MILAN -- Mexican industrialist Fabio Covarrubias said Wednesday he is rounding the final bend of talks to acquire troubled designer label producer GFT SpA.

"I would say we have reached agreement on 95 percent of the issues on the table. The outstanding 5 percent are technical points," said Covarrubias during an interview in Milan. He was here to meet with Mediobanca, the merchant bank that has been masterminding the GFT rescue operation, and GFT's creditor banks to outline the final aspects of his bid.

"On the other hand, we are still in talks, and this agreement isn't done until it's done," cautioned the 36-year-old entrepreneur, who is a leading businessman in his own country and claims a net worth of some $900 million.

Covarrubias, who acquired GFT's Mexican operations last March, said he has offered to pay $212 million (360 billion lire) at current exchange in two bond payments to acquire full control of GFT, which is currently in the hands of the banks.

Under terms of the accord, an initial payment of $74 million (125 billion lire) would be made at the signing of the preliminary agreement. This signing could take place at the beginning of March, if the final phase of talks moves according to plan.

The balance would be paid at the end of July, with Covarrubias then acquiring full control.

In exchange, the banks have agreed to write off 40 percent of GFT's total debts, which amount to about $354 million (600 billion lire), not including debts incurred by GFT's German operations.

If the agreement is concluded on these terms, GFT would practically be debt-free at the moment Covarrubias assumes control.

Although he declined to comment on the points still being discussed, sources familiar with the talks said the parties are dickering over some $5 million in interest payments for the first two months of the year.

Along with a group of partners, Covarrubias controls interests in Mexico in real estate, fertilizers and finance.

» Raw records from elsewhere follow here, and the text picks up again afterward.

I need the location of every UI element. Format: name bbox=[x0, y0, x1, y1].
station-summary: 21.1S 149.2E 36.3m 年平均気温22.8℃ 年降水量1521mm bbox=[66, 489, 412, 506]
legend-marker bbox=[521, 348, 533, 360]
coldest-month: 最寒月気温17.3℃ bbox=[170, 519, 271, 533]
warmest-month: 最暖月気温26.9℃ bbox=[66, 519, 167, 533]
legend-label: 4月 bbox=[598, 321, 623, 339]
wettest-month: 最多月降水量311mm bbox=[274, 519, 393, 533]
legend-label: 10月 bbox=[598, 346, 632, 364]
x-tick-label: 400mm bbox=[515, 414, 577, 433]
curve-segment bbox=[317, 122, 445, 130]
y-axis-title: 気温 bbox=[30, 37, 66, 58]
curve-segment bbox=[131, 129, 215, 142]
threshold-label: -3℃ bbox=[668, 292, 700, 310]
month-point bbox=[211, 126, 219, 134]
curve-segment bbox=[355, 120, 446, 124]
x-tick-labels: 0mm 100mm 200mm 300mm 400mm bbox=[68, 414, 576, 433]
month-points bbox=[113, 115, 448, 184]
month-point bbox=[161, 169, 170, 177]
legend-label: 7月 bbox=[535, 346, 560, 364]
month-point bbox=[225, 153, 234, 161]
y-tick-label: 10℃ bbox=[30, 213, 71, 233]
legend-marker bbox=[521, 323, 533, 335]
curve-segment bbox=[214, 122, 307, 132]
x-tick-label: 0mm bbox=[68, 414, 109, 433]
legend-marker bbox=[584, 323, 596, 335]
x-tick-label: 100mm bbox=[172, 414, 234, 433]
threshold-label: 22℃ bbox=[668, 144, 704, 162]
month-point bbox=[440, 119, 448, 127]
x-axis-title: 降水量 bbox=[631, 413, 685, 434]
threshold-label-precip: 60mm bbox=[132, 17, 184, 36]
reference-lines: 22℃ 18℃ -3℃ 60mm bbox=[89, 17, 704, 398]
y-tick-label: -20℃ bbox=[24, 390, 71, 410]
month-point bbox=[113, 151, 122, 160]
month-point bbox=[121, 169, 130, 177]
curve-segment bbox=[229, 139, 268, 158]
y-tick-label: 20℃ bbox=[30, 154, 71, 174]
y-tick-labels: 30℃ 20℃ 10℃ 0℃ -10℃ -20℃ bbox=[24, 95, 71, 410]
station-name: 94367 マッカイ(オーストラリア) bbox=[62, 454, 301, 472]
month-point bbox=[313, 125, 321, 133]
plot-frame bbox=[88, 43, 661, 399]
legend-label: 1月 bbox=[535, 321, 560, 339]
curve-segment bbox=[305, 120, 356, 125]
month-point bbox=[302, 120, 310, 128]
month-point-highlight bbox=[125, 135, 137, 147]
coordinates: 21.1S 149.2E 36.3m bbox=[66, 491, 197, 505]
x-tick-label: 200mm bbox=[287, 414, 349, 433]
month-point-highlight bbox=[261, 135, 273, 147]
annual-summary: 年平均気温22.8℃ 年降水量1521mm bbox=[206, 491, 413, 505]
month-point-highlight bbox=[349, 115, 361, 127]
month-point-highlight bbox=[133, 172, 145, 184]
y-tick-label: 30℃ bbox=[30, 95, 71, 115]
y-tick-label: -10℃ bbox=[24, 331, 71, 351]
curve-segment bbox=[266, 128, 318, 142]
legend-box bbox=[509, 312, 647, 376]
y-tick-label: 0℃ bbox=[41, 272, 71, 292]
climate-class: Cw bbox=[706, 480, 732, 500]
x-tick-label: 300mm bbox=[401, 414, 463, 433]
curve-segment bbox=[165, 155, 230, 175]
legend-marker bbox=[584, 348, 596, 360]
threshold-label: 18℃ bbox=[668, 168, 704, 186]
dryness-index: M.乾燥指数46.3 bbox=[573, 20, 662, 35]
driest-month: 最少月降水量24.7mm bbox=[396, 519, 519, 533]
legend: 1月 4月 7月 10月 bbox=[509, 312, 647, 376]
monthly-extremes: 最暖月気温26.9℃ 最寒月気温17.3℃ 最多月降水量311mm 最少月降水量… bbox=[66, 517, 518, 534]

He said he had been looking to invest in the textile and apparel sector for some time.

After acquiring GFT de Mexico SA last year, his interest in the mother company started to grow, particularly in view of the opportunities opened up by the North American Free Trade Agreement, he said."We saw clear opportunities in the textile sector after NAFTA, particularly with respect to the reduction of import duties to the U.S.," he said. GFT in Mexico is currently exporting both textiles and apparel into the U.S., including apparel made for the U.S. arm of GFT.

Furthermore, Covarrubias sees GFT as a leader in its field that has strong growth opportunities once its current financial problems are resolved.

"We do not forget that GFT has significant experience in this business, in production, quality, technology. Together these factors have fueled our interest in the company," he said.

Covarrubias also said he thinks GFT has the chance to grow despite the tough market.

"GFT occupies a niche market [in high-end apparel] and currently controls about 7 percent of the world market share in its sector. We feel volumes can increase -- to the U.S., to the Far East -- while in Italy, it is already a market leader," Covarrubias said.

Although he said it was premature to discuss his strategy for GFT, he did say his priority would be to strengthen GFT's relationships with its stable of designers.

"My first step absolutely would be to try and reinforce the agreements with the designers. I have to make sure, before anything else, not to risk GFT's core business," he asserted.

GFT produces various lines for Giorgio Armani, Valentino, Emanuel Ungaro, Claude Montana, Calvin Klein, Andrew Fezza, Joseph Abboud and Pierre Cardin. Armani is the most significant business in terms of sales, representing nearly 21 percent of GFT's overall business.

Covarrubias, who was born in Italy and whose mother is Italian, has already met with Giorgio Armani and Valentino, and had scheduled a meeting in Paris with Ungaro.

"We have had some very interesting meetings with the designers," he said, although he acknowledged that hammering out new agreements will be difficult.

"We'd like to hope there will be a little bit of chemistry in the relationship with the designers as well," Covarrubias said with a smile. "We will need to reach an agreement. They are involved in the problems -- GFT is a supplier to them -- and we need to work out a way that we can make money, they can make money, and GFT can grow."Covarrubias also said he wanted to give a new impetus to GFT's work force.

"We want to be able to give the thousands of people who work for GFT a sense of trust, a sense that the company will continue. We also want to give them a pinch of adrenaline.

"At the same time, we will have to review the entire organization, the strategic plan that doesn't exist yet."

Covarrubias said he has reached an agreement with GFT's current managing director Clemente Signoroni, who would stay at his post. Other areas where Covarrubias said he would plan to focus include the development of the private label business.

He also said he has agreed to keep the Rivetti family represented in the company it founded, with a minority stake and possibly a seat on the board.